The Purifiers make several more appearances throughout the X-Men franchise, most notably in the Messiah Complex crossover event, where they compete against the X-Men, the Acolytes, the Marauders, and several other entities in what’s essentially the most important event for mutantkind since the Decimation story which dramatically reduced the worldwide mutant population.

Predator X

Predator X is the result of a series of gruesome genetic experiments devised by none other than William Stryker, who sought to create a living weapon to use against mutants. It was brought to life by the Facility, who also created X-23, and while Predator X is devoid of any of the reasoning capability we see in most other mutant hunters, it is driven solely by a biological need to kill and devour beings with the x-gene. First appearing in New X-Men #34 (2007), albeit without skin, Predator X is soon grafted with the mutant Mercury’s metal skin and turned loose.

Predator-X

What makes Predator X such a dangerous and effective hunter is its ability to track mutants by sensing their genetic makeup, not to mention its nearly indestructible skin. And like the Marauders, Predator X has a habit of popping back up whenever we think the last one’s been killed, presenting a near-constant threat to mutants all over the world.

The Sentinels

Okay, we could honestly devote an entire article to all the different types and iterations of Sentinels to appear throughout the X-Men franchise (and for a closer look at the history of these robot death-machines, check out our recent Sentinels Explained piece here). And as cool as it would be to get some of those mecha-like “Sentinel Force” machines from Ronin onto our small screens, it’s likely The Gifted will eventually feature the version of the Sentinels most of us are familiar with: giant robots engineered for the express purpose of hunting mutants. The things were created by Dr. Bolivar Trask, a character who proves some anthropologists do more than just teach other anthropologists (looking at you, Sterling Archer).

sentinels

Debuting way back in 1965’s X-Men #14, the giant, mutant-neutralizing/capturing/killing Sentinels represent the extremes to which humans are willing to go in order to feel safe from the unknown; specifically, our willingness to hand over complete control to AI. In the seminal Days of Future Past story arc, we glimpse a future where the Sentinels have taken over North America, herding the few living mutants into concentration camps and bringing the world to the brink of nuclear holocaust.

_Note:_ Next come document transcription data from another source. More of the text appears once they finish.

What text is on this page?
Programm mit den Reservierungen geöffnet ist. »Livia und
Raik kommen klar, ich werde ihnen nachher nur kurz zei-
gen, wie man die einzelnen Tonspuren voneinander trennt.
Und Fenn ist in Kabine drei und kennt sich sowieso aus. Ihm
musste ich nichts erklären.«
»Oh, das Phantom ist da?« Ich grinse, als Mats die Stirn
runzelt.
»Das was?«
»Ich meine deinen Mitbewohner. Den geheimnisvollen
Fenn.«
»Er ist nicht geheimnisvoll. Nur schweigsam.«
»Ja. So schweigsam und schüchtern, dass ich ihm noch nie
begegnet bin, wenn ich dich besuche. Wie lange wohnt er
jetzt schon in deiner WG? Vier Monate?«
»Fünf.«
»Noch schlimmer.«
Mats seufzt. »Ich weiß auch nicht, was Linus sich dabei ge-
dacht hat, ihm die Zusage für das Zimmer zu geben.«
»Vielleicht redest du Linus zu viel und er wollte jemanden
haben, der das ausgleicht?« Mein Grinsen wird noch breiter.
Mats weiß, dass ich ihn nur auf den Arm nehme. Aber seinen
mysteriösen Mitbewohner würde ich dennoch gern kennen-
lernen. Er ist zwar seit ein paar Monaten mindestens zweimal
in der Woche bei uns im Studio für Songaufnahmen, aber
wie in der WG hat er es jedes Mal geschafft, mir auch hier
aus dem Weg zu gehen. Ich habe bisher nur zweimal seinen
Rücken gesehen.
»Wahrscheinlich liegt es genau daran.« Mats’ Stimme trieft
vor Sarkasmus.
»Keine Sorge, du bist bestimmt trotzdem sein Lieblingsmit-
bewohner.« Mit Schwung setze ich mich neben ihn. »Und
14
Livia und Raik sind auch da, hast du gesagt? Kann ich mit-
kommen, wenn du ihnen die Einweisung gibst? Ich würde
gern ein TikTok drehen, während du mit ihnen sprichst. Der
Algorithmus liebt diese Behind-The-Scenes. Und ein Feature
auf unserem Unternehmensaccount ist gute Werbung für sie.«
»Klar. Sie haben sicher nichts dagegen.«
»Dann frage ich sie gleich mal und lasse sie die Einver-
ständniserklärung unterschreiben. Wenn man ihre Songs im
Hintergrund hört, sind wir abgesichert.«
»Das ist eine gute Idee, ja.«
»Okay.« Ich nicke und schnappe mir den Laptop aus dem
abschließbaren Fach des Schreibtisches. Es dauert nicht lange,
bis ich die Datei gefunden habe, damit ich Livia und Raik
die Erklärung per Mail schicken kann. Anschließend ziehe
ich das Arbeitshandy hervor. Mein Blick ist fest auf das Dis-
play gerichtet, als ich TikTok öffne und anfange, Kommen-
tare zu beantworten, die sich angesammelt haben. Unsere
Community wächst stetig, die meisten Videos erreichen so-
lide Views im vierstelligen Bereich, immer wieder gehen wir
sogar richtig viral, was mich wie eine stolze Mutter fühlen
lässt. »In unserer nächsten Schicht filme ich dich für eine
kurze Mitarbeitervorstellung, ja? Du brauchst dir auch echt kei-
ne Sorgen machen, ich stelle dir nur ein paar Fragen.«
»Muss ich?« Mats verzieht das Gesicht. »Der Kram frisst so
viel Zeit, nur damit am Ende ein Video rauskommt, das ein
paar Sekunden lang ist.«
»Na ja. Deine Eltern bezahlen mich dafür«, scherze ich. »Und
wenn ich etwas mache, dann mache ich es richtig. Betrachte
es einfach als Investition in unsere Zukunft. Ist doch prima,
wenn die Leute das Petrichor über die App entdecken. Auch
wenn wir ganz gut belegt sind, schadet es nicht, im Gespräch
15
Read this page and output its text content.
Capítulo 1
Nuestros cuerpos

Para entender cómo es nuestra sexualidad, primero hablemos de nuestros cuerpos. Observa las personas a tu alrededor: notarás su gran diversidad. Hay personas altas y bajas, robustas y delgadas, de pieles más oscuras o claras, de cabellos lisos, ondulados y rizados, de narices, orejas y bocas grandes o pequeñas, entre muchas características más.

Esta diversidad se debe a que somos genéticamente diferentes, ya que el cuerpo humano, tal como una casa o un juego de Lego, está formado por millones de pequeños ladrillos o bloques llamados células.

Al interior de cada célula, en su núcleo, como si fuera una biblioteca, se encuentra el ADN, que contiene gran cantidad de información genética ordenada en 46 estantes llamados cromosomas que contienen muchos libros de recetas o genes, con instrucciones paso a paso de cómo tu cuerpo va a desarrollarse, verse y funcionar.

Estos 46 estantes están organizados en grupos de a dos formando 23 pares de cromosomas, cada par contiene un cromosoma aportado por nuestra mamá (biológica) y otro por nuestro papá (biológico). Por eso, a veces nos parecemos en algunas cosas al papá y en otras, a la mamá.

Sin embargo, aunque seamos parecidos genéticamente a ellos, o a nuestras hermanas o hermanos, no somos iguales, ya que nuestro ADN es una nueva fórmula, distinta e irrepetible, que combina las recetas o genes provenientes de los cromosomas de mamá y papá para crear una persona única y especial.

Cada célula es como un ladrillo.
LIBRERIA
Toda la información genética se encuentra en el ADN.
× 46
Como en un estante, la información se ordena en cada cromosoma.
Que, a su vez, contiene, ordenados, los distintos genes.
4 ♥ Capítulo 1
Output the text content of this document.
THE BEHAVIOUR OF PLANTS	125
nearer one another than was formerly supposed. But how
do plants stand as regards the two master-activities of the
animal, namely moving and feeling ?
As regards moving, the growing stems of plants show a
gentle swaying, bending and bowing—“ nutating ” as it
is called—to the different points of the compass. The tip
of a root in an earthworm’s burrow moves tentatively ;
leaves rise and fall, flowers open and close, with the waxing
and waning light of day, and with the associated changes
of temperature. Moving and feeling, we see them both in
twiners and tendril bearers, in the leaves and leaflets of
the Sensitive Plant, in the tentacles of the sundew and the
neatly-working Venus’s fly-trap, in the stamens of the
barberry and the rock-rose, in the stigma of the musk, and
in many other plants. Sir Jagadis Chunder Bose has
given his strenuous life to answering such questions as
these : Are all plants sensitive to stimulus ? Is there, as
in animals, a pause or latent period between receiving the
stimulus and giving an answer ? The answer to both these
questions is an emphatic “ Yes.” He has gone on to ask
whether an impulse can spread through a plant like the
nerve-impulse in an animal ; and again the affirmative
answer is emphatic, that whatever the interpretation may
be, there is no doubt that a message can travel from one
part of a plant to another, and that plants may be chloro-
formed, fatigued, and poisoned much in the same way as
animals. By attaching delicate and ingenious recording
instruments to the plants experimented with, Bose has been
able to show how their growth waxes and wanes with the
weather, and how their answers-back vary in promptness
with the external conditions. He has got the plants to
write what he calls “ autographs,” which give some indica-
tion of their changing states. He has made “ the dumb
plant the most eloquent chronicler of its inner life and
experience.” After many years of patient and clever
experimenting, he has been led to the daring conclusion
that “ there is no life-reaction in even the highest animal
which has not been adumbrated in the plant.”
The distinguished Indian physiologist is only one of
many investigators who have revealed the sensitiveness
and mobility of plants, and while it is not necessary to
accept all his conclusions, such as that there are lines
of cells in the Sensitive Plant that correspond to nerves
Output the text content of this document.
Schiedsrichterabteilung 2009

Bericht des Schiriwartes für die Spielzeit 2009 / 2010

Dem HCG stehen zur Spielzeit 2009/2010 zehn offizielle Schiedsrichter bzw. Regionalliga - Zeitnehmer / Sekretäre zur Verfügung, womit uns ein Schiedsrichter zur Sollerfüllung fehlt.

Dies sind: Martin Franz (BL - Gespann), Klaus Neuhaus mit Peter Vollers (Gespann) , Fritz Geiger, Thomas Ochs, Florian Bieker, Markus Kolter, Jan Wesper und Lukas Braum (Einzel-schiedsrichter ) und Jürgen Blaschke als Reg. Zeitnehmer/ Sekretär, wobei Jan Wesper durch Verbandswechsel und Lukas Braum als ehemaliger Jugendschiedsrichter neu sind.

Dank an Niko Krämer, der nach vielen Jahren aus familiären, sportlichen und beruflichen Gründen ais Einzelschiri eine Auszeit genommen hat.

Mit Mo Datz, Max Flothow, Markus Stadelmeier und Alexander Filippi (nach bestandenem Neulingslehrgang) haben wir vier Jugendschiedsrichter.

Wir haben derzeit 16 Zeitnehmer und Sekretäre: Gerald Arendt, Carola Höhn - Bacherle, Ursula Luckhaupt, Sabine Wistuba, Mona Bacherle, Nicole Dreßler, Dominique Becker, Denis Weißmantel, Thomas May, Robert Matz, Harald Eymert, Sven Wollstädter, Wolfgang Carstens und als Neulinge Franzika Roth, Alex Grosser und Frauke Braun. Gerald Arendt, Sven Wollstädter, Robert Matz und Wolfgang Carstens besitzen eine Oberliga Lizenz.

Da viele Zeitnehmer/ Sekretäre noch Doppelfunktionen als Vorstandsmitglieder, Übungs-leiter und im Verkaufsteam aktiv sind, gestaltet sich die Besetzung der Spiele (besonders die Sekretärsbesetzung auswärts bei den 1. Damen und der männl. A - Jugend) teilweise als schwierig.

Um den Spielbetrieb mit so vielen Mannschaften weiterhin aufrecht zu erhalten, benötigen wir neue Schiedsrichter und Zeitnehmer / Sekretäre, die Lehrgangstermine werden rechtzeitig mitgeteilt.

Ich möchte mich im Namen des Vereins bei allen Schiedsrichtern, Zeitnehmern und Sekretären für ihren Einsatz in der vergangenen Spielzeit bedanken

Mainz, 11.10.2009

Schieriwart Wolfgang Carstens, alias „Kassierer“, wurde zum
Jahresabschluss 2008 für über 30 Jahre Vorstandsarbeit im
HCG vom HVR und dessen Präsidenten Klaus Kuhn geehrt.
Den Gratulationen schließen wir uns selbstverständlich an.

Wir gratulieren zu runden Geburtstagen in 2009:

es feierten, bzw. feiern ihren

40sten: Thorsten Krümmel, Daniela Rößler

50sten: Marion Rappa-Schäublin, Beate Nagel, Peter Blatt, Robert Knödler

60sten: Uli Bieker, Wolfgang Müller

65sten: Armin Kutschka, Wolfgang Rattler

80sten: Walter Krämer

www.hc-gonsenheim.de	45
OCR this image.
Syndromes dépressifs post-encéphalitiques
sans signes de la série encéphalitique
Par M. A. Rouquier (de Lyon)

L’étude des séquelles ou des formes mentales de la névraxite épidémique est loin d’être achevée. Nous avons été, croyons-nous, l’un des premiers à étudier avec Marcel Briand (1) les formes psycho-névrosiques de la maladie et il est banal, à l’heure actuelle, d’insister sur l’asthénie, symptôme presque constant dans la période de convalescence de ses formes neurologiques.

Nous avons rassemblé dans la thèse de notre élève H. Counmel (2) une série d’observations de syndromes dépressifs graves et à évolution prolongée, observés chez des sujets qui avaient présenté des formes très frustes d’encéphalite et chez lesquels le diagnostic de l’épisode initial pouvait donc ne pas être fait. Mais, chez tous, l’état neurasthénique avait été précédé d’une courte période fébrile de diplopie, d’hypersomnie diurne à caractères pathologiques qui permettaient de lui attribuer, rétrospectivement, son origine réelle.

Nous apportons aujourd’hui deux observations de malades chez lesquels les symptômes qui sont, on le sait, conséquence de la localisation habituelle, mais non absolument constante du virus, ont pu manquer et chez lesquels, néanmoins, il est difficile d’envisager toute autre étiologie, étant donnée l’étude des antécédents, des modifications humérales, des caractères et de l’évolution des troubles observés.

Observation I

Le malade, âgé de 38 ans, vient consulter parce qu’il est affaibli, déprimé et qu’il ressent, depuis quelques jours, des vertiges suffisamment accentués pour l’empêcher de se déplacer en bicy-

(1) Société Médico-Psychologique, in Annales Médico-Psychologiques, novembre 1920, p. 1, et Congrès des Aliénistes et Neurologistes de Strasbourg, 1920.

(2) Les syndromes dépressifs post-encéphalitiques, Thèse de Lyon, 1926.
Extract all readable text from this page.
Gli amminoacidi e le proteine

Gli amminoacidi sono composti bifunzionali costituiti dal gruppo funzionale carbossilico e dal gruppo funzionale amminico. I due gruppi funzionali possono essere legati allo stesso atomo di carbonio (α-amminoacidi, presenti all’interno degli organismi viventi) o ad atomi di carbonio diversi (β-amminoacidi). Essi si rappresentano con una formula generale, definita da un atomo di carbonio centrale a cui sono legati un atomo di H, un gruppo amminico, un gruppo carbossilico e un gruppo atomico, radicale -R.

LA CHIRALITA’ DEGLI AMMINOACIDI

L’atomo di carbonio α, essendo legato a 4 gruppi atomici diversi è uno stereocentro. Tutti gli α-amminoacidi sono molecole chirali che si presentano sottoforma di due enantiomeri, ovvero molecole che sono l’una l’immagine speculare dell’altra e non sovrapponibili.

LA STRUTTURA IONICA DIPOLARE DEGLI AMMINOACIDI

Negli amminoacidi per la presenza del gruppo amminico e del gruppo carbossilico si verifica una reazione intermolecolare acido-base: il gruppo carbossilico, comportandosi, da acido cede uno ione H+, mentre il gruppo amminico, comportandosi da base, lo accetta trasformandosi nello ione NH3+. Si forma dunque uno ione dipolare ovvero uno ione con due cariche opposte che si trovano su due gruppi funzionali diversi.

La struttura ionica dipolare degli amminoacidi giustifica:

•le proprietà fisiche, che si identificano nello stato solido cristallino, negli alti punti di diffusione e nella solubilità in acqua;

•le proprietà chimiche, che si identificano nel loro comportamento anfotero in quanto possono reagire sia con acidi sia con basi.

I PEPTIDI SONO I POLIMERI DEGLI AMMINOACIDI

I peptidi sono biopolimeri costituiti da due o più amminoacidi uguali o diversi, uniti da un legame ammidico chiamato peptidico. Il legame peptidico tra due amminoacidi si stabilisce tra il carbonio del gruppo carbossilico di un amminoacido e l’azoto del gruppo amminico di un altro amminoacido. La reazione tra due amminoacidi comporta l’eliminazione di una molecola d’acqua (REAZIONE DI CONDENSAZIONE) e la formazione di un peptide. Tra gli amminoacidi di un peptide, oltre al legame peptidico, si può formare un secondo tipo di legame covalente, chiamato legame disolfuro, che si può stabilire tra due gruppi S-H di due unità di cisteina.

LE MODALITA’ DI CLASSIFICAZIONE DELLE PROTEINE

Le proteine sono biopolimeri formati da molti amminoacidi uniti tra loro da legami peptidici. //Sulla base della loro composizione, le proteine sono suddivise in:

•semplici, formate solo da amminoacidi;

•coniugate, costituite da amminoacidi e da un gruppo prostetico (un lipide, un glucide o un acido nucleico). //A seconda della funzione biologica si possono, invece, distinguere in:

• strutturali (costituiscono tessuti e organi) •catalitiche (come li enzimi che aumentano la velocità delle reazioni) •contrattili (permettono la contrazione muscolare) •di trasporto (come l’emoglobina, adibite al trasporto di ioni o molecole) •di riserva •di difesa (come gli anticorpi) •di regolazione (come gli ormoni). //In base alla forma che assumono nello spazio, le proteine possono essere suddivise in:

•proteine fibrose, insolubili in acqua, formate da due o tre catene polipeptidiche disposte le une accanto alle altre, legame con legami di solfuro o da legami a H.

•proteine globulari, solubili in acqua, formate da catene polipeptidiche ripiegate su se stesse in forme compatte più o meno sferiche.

From the standard gigantic flying Sentinels to the Cylon-esque (if we’re talking the modern Battlestar Galactica) Prime Sentinel sleeper agents to Nimrod, a time-traveling Super Sentinel, there’s a seemingly never-ending stream of resources and fear poured into the manufacturing of anti-mutant machinery.

sentinels-2

It remains to be seen just how far the paranoid humans of The Gifted will go to suppress and maybe even eliminate the growing presence of mutants among them. If the comics tell us anything, it’s that these mutants have a tough road ahead of them.

The Gifted premieres on FOX on October 2.